Mais estoicismo para uma atualidade confusa

SABEDORIA | Victor Mordasov
A esfera individual é a que mais se contorce nos desarranjos da sociedade. Como não escolhemos em que contexto social nascer e viver, uma vez que já nascemos em um mundo formatado, as intempéries advindas do exterior nos atacam inevitavelmente.

O estoicismo é uma doutrina filosófica que teve sua origem por volta do ano 300 antes da era cristã. Dentre seus aspectos teóricos, o que eu gostaria de ressaltar aqui é o de ataraxia.

Esse conceito significa a serenidade da alma, ou seja, a capacidade de o indivíduo se manter imperturbável frente aos problemas.

Mas como cultivar uma quietude no meio das conturbações que a vida diária nos proporciona? Talvez – e eu não quero aqui ser profeta doutrinador – seja a critério próprio torná-las, de fato, martírios. Contudo, é preciso que reinventemos o que nos aflige para poder contorná-lo.

Assim, como Sêneca, em Aprendendo a viver, afirmou: “os alimentos que absorvemos, enquanto mantêm as suas qualidades e ficam em suspensão em nosso estômago, antes da decomposição, são um peso.
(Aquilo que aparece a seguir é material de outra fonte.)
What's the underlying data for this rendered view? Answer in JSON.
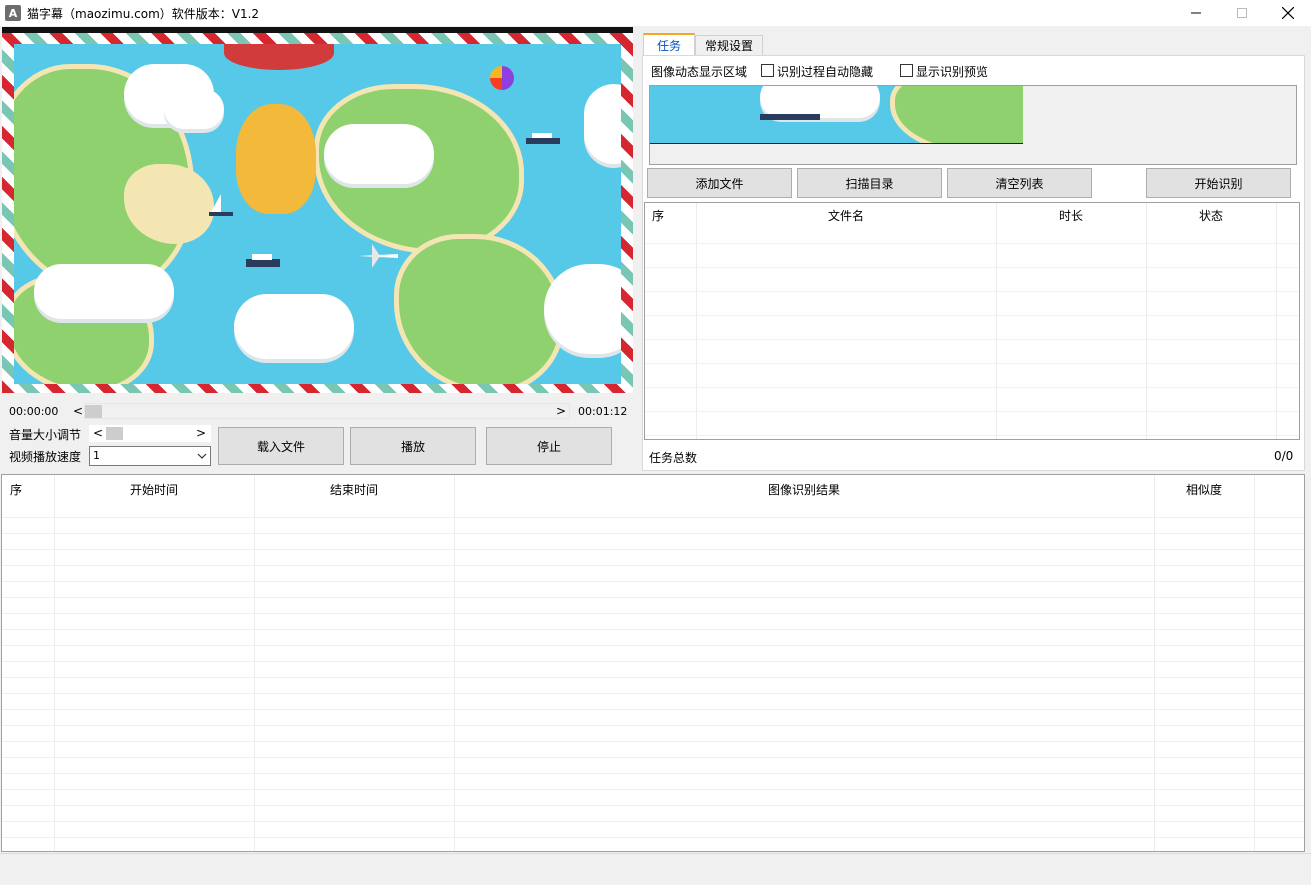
{
  "window": {
    "app_icon_letter": "A",
    "title": "猫字幕（maozimu.com）软件版本：V1.2"
  },
  "player": {
    "current_time": "00:00:00",
    "total_time": "00:01:12",
    "seek_position": 0,
    "volume_label": "音量大小调节",
    "speed_label": "视频播放速度",
    "speed_value": "1",
    "load_button": "载入文件",
    "play_button": "播放",
    "stop_button": "停止"
  },
  "tabs": [
    {
      "label": "任务",
      "active": true
    },
    {
      "label": "常规设置",
      "active": false
    }
  ],
  "task_panel": {
    "region_label": "图像动态显示区域",
    "auto_hide_label": "识别过程自动隐藏",
    "auto_hide_checked": false,
    "show_preview_label": "显示识别预览",
    "show_preview_checked": false,
    "buttons": {
      "add_file": "添加文件",
      "scan_dir": "扫描目录",
      "clear_list": "清空列表",
      "start": "开始识别"
    },
    "columns": [
      "序",
      "文件名",
      "时长",
      "状态"
    ],
    "rows": [],
    "total_label": "任务总数",
    "total_value": "0/0"
  },
  "results": {
    "columns": [
      "序",
      "开始时间",
      "结束时间",
      "图像识别结果",
      "相似度"
    ],
    "rows": []
  },
  "colors": {
    "active_tab_text": "#0050c8",
    "active_tab_accent": "#f5a623",
    "video_sea": "#56c8e8",
    "video_border_red": "#d6262f",
    "video_border_green": "#7ac6b4"
  }
}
No entanto, logo que ocorre a transformação, tornam-se sangue e nos dão força. Façamos o mesmo com o alimento do espírito, não permitindo que aquilo que absorvemos mentalmente continue igual, e sim passe a ser outro.”

Em complemento a essa passagem, Cícero, em Saber envelhecer, nos adverte de que a sabedoria é a força mestra de uma existência “elevada”: “não são nem a força, nem a agilidade física nem a rapidez que autorizam as grandes façanhas; são outras qualidades como a sabedoria, a clarividência e o discernimento.”
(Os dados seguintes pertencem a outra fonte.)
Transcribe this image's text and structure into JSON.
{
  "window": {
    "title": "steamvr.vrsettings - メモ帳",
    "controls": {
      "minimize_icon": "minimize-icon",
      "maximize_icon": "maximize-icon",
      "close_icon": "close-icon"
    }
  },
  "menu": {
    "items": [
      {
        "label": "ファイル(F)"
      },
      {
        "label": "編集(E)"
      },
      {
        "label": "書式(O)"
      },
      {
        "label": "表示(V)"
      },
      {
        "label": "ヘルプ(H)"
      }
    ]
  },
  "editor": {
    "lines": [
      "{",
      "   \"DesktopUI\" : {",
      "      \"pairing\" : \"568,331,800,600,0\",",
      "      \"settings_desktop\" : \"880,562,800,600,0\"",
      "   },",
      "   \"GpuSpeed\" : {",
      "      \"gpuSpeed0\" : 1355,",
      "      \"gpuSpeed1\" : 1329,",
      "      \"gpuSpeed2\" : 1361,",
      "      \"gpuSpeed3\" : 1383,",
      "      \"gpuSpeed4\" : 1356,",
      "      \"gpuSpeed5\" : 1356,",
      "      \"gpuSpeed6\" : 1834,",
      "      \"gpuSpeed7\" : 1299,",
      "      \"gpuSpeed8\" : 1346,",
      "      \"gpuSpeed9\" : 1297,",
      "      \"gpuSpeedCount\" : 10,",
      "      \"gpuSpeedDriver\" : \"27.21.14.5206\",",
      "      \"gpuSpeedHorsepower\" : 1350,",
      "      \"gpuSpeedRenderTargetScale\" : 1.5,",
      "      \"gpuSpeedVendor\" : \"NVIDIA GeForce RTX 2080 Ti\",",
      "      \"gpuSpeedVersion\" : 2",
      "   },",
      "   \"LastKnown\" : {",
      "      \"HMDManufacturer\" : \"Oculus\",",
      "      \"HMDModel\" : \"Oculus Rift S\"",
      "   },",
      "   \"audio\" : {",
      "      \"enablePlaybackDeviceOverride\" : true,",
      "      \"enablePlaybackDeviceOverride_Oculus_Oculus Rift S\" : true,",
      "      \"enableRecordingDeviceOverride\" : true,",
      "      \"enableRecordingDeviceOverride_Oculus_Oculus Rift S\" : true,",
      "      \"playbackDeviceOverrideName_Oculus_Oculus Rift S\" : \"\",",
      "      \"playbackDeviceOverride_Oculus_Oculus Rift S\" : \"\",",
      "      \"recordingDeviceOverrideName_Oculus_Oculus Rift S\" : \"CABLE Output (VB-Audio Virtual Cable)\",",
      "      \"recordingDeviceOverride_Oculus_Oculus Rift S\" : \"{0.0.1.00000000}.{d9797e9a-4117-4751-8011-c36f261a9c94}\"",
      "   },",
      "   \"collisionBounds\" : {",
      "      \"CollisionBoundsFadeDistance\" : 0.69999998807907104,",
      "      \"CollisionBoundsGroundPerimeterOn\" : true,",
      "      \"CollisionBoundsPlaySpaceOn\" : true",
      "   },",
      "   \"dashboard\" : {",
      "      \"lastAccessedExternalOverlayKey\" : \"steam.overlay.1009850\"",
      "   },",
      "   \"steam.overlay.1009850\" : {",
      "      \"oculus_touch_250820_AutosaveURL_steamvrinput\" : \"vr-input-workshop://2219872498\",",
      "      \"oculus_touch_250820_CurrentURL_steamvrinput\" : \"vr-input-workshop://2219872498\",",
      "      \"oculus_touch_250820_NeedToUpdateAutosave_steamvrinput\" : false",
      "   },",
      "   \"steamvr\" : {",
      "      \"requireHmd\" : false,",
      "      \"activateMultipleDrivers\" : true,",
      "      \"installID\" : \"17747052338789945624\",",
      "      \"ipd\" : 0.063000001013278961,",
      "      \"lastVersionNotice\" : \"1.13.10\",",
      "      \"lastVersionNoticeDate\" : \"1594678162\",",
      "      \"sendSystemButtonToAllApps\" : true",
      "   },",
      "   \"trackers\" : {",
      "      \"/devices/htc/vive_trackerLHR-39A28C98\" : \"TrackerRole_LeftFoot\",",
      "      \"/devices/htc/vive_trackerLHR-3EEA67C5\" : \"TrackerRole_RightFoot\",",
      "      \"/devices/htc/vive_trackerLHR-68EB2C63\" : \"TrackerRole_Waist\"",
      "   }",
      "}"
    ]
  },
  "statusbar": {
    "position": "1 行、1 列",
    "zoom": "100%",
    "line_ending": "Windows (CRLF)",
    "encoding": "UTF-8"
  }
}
Parece que defender o estoicismo é ser conivente com uma passividade plena perante as dificuldades, como se deixássemos nos afetar por tudo o que pode nos acometer. Mas essa não é a ideia. O que a imperturbabilidade da alma defende é a necessidade de encontrarmos saídas para os contratempos que nos deparamos irremediavelmente, sem que deixemos a força dos problemas extenuar a nossa capacidade de resolvê-los.
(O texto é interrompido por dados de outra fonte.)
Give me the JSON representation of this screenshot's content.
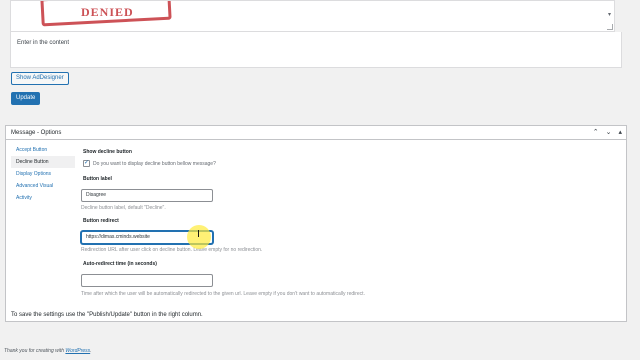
{
  "editor": {
    "placeholder_hint": "Enter in the content"
  },
  "buttons": {
    "show_addesigner": "Show AdDesigner",
    "update": "Update"
  },
  "metabox": {
    "title": "Message - Options",
    "icons": [
      "chevron-up-icon",
      "chevron-down-icon",
      "collapse-toggle-icon"
    ],
    "tabs": [
      {
        "label": "Accept Button",
        "active": false
      },
      {
        "label": "Decline Button",
        "active": true
      },
      {
        "label": "Display Options",
        "active": false
      },
      {
        "label": "Advanced Visual",
        "active": false
      },
      {
        "label": "Activity",
        "active": false
      }
    ],
    "show_decline": {
      "title": "Show decline button",
      "checkbox_label": "Do you want to display decline button bellow message?",
      "checked": true
    },
    "button_label": {
      "title": "Button label",
      "value": "Disagree",
      "hint": "Decline button label, default \"Decline\"."
    },
    "button_redirect": {
      "title": "Button redirect",
      "value": "https://dimas.cminds.website",
      "hint": "Redirection URL after user click on decline button. Leave empty for no redirection."
    },
    "auto_redirect": {
      "title": "Auto-redirect time (in seconds)",
      "value": "",
      "hint": "Time after which the user will be automatically redirected to the given url. Leave empty if you don't want to automatically redirect."
    },
    "save_note": "To save the settings use the \"Publish/Update\" button in the right column."
  },
  "footer": {
    "prefix": "Thank you for creating with ",
    "link": "WordPress",
    "suffix": "."
  },
  "colors": {
    "accent": "#2271b1",
    "stamp": "#c0272d",
    "cursor_highlight": "#ffeb3b"
  }
}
Os estoicos não eram eremitas, que viviam no meio do nada das florestas. Eram, em grande parte, homens que participavam diretamente do Estado. Exemplos desses filósofos foram os citados aqui: Sêneca e Cícero. O primeiro foi advogado e membro do senado romano, além de ser tutor do imperador Nero; Cícero, por sua vez, foi um exímio orador e senador – também romano.

Mesmo que não possamos falar do estoicismo na esfera macro, da sociedade como um todo, devido às suas complexas engrenagens que não se adéquam a essa visão filosófica, podemos ao menos fazer um protoexercício estoico na nossa individualidade. Talvez, assim, possamos nos aureolar com uma sabedoria de expurgação do que possa nos perturbar.